- Original film poster
- Directed by: Phil Rosen
- Written by: Stuart Anthony
- Produced by: Phil Goldstone
- Starring: Ken Maynard; Joyzelle Joyner; Georges Renavent;
- Cinematography: Ira Morgan
- Edited by: Rose Loewinger
- Production companies: Quadruple Film Corp.; Tiffany Productions;
- Distributed by: Tiffany Productions
- Release date: March 20, 1932 (US);
- Running time: 65 minutes
- Country: United States
- Language: English

= Whistlin' Dan =

1932 film directed by Phil Rosen

Whistlin' Dan is a 1932 American pre-Code Western film directed by Phil Rosen and starring Ken Maynard, Joyzelle Joyner (wife of Phil Rosen), and Georges Renavent. It was released on March 20, 1932, by Tiffany Productions. It was re-released in 1937 by Amity Pictures.

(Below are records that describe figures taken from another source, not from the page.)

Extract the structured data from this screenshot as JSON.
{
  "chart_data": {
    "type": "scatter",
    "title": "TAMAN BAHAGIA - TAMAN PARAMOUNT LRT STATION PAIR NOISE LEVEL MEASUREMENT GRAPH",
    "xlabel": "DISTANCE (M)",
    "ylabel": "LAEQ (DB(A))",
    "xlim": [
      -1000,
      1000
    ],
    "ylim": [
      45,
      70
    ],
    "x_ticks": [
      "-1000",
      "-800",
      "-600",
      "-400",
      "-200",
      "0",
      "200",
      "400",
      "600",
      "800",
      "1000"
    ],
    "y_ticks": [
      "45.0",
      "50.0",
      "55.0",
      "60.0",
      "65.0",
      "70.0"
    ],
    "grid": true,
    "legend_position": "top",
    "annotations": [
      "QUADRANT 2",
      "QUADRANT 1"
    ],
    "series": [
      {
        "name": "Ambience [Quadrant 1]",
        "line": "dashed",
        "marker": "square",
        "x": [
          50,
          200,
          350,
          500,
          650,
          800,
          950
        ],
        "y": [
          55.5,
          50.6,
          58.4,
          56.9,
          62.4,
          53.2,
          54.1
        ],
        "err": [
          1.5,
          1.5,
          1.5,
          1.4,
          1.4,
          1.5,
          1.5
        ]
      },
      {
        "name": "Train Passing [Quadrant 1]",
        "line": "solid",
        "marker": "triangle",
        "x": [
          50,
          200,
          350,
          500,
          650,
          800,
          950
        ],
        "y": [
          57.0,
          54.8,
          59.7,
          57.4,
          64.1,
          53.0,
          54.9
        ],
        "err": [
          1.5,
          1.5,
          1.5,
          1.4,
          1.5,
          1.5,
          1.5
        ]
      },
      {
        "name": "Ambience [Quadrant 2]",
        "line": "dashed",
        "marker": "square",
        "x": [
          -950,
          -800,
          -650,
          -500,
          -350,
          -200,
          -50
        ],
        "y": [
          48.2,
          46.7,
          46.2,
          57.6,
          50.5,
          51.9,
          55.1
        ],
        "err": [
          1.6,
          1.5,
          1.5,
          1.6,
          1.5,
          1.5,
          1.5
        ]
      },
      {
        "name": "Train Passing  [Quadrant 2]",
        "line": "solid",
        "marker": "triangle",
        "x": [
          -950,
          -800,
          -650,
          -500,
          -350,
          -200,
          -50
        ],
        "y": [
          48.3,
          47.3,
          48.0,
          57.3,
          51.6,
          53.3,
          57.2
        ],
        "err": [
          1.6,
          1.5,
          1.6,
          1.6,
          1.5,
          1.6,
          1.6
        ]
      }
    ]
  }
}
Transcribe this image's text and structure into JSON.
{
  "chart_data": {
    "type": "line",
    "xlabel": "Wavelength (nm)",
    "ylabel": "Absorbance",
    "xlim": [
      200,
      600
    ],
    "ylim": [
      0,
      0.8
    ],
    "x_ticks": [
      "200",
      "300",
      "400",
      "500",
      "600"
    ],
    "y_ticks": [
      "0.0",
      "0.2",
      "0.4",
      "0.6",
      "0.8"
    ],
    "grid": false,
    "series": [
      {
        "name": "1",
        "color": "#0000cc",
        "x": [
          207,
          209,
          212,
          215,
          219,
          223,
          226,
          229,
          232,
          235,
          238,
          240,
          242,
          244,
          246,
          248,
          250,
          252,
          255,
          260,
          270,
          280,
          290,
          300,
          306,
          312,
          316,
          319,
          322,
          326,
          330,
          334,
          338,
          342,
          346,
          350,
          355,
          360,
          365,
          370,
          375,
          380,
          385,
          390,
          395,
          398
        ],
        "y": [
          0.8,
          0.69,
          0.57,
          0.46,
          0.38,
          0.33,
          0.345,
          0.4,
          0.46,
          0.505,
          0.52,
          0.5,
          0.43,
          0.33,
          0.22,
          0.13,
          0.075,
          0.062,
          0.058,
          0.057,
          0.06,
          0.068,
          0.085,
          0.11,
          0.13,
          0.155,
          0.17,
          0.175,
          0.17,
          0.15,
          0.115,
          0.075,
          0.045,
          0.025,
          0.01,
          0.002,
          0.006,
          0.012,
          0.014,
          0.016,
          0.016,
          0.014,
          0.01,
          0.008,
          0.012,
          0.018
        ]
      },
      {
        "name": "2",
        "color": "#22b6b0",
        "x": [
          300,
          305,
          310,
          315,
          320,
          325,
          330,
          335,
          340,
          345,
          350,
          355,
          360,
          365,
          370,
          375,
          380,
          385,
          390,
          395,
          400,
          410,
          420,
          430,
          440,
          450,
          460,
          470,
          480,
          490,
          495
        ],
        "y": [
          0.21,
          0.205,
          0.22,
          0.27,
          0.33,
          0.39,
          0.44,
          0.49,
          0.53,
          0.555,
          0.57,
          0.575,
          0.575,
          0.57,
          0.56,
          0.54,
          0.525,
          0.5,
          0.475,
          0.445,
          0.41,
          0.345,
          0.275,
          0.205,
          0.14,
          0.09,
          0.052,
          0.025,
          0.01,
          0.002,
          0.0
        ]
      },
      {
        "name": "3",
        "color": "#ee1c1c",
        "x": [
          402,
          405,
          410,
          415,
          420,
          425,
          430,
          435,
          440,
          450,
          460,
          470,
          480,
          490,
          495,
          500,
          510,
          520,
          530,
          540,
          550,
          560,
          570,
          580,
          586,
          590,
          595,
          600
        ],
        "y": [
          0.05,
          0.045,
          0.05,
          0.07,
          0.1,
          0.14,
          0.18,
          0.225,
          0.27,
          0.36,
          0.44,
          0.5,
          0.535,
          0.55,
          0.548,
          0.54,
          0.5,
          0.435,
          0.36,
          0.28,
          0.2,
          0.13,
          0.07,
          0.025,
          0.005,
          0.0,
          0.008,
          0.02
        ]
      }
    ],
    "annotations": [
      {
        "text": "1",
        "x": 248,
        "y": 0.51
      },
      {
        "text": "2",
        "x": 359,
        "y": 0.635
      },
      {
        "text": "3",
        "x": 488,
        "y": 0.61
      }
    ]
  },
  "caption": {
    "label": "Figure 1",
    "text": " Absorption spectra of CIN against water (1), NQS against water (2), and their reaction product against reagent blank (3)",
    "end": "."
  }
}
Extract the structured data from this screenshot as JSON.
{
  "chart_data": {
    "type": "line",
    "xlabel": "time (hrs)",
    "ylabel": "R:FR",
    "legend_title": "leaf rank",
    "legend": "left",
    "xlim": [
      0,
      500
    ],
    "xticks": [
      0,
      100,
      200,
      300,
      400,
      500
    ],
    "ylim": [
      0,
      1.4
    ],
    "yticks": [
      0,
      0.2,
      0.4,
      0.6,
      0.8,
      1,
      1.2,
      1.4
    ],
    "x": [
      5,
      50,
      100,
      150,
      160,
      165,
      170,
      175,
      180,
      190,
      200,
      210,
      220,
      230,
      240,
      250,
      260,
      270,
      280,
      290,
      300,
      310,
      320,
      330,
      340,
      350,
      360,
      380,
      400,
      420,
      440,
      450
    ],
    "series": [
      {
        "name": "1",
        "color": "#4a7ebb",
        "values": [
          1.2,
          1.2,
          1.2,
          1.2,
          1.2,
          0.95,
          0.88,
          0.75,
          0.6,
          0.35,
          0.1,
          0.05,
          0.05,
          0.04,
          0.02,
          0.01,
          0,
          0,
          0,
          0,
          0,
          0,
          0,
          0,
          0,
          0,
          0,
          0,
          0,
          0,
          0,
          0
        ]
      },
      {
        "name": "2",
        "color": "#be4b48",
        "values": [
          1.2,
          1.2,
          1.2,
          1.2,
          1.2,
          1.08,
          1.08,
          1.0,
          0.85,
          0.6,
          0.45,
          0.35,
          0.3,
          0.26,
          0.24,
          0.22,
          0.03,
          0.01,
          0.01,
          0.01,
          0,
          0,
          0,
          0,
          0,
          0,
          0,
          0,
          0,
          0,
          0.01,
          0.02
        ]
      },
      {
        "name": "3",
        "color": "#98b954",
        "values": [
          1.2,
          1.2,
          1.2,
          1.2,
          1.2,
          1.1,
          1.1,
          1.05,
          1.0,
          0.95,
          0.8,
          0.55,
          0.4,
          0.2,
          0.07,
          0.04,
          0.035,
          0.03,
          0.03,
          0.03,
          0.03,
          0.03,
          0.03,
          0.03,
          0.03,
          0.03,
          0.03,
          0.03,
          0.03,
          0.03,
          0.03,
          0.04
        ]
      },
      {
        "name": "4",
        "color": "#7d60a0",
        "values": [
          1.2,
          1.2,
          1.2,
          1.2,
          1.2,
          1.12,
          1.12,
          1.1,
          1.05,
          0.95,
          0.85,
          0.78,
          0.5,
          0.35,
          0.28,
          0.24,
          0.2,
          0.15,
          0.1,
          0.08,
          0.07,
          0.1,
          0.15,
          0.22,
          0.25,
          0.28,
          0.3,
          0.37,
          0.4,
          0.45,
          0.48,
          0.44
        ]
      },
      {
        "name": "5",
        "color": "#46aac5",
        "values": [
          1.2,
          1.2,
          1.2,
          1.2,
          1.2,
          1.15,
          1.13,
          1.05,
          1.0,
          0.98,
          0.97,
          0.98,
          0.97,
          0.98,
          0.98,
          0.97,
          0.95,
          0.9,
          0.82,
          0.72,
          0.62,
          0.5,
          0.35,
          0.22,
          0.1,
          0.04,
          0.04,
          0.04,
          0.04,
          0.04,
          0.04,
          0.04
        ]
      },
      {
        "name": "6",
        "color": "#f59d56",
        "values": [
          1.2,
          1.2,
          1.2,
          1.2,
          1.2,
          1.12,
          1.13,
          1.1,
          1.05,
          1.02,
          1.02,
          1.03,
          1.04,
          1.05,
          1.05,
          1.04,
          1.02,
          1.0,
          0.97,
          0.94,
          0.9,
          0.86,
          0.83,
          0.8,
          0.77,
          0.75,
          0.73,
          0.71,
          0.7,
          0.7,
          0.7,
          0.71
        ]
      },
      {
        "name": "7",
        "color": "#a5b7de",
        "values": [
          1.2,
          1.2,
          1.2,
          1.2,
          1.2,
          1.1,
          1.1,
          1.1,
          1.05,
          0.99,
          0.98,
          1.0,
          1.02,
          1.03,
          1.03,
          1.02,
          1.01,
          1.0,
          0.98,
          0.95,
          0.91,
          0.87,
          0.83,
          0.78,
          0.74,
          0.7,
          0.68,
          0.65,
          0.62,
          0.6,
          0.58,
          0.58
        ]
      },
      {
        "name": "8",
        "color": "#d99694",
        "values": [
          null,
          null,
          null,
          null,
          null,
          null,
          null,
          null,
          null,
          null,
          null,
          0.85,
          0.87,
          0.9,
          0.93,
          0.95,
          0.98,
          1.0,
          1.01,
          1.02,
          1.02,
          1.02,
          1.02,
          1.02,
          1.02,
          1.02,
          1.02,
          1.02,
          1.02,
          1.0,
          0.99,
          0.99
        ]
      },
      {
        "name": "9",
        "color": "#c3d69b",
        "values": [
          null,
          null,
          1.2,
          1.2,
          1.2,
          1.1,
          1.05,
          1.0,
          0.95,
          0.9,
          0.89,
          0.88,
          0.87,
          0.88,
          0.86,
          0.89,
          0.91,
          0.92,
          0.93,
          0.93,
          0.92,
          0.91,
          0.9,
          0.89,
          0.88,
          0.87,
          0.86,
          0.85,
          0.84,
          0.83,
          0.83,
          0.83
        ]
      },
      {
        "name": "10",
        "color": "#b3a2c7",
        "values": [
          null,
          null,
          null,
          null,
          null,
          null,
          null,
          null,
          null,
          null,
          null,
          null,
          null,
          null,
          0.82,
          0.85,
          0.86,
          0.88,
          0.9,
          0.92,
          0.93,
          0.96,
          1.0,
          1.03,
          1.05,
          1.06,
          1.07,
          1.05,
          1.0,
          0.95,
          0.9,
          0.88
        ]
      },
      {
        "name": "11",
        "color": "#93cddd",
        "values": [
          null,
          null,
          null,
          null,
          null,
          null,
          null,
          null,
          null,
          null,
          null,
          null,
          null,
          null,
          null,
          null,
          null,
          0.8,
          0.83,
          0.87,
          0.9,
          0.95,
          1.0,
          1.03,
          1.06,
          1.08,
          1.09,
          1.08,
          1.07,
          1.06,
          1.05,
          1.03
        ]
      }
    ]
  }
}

The film was a remake of Buck Jones' 1931 Border Law with Jones remaking it again as The Fighting Ranger (1934).

==Plot==
Three cowpokes have just returned from a cattle drive with a check for $5000 that they immediately use to pay off their large loan and buy supplies with the small remainder for their next drive. A spy for the evil outlaw Serge Karloff overhears the news about the money from Bob, one of the cowpokes, as he rides off to Mexico to see his girlfriend.

Karloff's gang ambushes and captures the cowpoke, but discovers the money has been given to the bank. Karloff sends word to Dan and July, his captive's two friends, that if they don't get the $5000 back from the bank and bring it to a prearranged location in Mexico, they will kill their captive.

Dan and July are frantic when the bank won't return their money, so they rob the bank and flee to Mexico. They arrive too late and discover Karloff's gang has murdered their friend. They return to the US to return the money to the bank, but the heartless bank owner still wants to press charges. They share a cell with a member of the Karloff gang who, when he hears that the pair have been arrested for bank robbery, insists on them joining Karloff's gang after they raid the jail to free him.

Once embedded with Karloff at his Mexican hideout, Dan picks off the gang one by one while romancing the dancer Carmelita, and ultimately confronts Karloff himself.